Search code examples
cmacoscoroutinefibers

swapcontext segfaults when swapping to a ucontext_t's uc_link


I'm working on writing a small, proof of concept fiber library in C using the usual makecontext/swapcontext routines, however that's been giving me some trouble (My platform is OSX 10.9 Mavericks, using clang-503.0.40).

Here's the data structures I'm dealing with:

typedef enum {
    /// Fiber is waiting to start execution
    FIBER_PENDING,

    /// Fiber is in the midst of executing
    FIBER_EXECUTING,

    /// Fiber has finished executing
    FIBER_FINISHED,

    /// Fiber is in the process of yielding
    FIBER_YIELDING
} fiber_state;

typedef struct {
    char *stack;
    fiber_state state;
    ucontext_t context;
} fiber;

Here's the mini-library (three functions, fiber_init, fiber_run, and fiber_yield:

#include <string.h>
#include <stdlib.h>
#include <signal.h>
#include <assert.h>
#include <stdio.h>

// Generic log w/ file name and line number
#define LOG(x) fprintf(stderr, "%s:%d |-> %s\n", __FILE__, __LINE__, x)
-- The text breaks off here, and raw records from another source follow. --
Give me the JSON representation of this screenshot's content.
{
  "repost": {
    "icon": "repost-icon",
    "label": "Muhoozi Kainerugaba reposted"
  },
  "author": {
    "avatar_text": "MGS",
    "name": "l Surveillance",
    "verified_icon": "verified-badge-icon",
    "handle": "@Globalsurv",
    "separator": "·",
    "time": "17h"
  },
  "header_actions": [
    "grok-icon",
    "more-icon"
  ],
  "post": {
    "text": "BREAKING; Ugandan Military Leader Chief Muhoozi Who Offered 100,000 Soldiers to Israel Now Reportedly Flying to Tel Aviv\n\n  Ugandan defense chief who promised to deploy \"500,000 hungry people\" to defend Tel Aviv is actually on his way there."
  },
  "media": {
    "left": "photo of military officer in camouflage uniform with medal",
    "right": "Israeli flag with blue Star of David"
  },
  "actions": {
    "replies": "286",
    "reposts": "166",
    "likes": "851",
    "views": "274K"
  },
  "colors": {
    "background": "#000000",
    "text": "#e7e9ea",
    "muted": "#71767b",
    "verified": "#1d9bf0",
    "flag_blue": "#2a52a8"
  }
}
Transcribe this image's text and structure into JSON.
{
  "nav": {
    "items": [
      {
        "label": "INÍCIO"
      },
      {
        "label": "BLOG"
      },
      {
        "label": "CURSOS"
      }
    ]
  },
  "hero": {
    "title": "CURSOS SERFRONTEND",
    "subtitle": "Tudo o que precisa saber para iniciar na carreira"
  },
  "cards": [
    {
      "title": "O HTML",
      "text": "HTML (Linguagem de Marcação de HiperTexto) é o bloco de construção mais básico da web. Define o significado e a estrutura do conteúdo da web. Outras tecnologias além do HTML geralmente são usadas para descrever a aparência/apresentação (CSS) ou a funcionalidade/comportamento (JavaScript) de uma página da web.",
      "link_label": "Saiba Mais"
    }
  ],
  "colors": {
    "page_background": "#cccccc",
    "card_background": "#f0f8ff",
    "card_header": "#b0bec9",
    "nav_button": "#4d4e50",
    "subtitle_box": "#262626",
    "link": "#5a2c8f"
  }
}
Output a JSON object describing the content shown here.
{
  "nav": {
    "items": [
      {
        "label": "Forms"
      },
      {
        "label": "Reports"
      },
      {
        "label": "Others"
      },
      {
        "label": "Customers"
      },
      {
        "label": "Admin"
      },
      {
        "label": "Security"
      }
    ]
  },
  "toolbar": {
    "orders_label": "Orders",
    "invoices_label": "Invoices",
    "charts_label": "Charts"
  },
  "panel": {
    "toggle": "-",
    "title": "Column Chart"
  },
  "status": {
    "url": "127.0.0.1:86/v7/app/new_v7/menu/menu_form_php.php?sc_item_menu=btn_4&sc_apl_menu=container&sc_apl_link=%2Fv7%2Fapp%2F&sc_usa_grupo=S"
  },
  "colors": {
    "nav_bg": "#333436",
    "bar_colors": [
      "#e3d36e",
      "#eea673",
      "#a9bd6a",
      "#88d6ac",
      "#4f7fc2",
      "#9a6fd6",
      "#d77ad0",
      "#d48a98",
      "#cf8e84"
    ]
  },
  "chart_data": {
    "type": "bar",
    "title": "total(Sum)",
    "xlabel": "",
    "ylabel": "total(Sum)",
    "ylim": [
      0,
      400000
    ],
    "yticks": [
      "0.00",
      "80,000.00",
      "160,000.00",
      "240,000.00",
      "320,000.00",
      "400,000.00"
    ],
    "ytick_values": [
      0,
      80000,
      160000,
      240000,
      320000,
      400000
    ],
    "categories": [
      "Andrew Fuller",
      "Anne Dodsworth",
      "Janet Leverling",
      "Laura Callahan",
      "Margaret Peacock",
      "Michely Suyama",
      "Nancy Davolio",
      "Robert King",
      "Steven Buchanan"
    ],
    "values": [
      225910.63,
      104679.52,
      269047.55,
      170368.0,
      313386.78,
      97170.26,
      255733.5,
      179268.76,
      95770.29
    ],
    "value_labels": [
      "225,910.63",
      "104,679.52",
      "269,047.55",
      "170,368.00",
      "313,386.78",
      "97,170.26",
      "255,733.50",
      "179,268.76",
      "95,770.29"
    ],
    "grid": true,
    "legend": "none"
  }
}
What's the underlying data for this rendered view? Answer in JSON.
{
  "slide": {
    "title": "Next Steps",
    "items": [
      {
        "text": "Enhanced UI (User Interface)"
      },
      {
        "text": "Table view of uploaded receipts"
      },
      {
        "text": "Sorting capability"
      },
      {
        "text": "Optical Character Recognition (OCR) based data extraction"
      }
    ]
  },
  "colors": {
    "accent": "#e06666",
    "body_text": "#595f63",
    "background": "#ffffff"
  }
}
// the current executing fiber in this thread (or NULL of none are executing)
// (TODO: make this TLS)
static fiber *current_fiber = NULL;

/// prepare fiber 'f' to be run
void fiber_init(fiber *f, void(* fiber_func)()) {
    // zero out the fiber
    memset(f, 0, sizeof(fiber));

    f->state = FIBER_PENDING;
    f->stack = (char*) malloc(SIGSTKSZ);

    // init stack config of the fiber context
    ucontext_t *f_context = &(f->context);

    getcontext(f_context);
    f_context->uc_stack.ss_sp    = f->stack;
    f_context->uc_stack.ss_size  = SIGSTKSZ;
    f_context->uc_stack.ss_flags = 0;

    // initialize the context
    makecontext(f_context, fiber_func, 0);
}

/// Deallocate resources associated with 'f'
void fiber_destroy(fiber *f) {
    free(f->stack);
}

/// Start or resume fiber 'f'
void fiber_run(fiber *f) {
    // context to switch back to when yielding, or when the fiber returns
    ucontext_t return_context;
    f->context.uc_link = &return_context;

    // save the fiber being swapped away from (or NULL)
    fiber *old_fiber = current_fiber;
    current_fiber = f;

    LOG("Swapping into fiber context");

    getcontext(&return_context);
    int status = swapcontext(
        &return_context,
        &(f->context));
    assert(status == 0 && "Failed to swap to fiber context");

    LOG("Back to parent context from swap");

    if(f->state == FIBER_YIELDING) {
        f->state = FIBER_EXECUTING;
        LOG("Fiber yielded");
    }
    else {
        LOG("Fiber done executing; marking as finished");
        current_fiber->state = FIBER_FINISHED;
    }

    // restore old fiber
    current_fiber = old_fiber;
}

/// from witin a fiber, yield control to the caller's context
void fiber_yield() {
    assert(current_fiber && "No fiber is currently running!");

    current_fiber->state = FIBER_YIELDING;

    LOG("Yielding back to caller context");
    int status = swapcontext(
        &(current_fiber->context),
        current_fiber->context.uc_link);
    assert(status == 0 && "Failed to swap to parent context");
    LOG("Swapped back into fiber context (post-yield)");
}

/// query fiber state
int fiber_is_pending(const fiber *const f) {
    return f->state == FIBER_PENDING;
}
int fiber_is_finished(const fiber *const f) {
    return f->state == FIBER_FINISHED;
}
int fiber_is_executing(const fiber *const f) {
    return f->state == FIBER_EXECUTING;
}

It seems though, that calling fiber_yield() within a fiber does not properly swap the context with the caller's context (a reference of which is stored in the fiber context's uc_link, see current_fiber->context.uc_link within fiber_yield)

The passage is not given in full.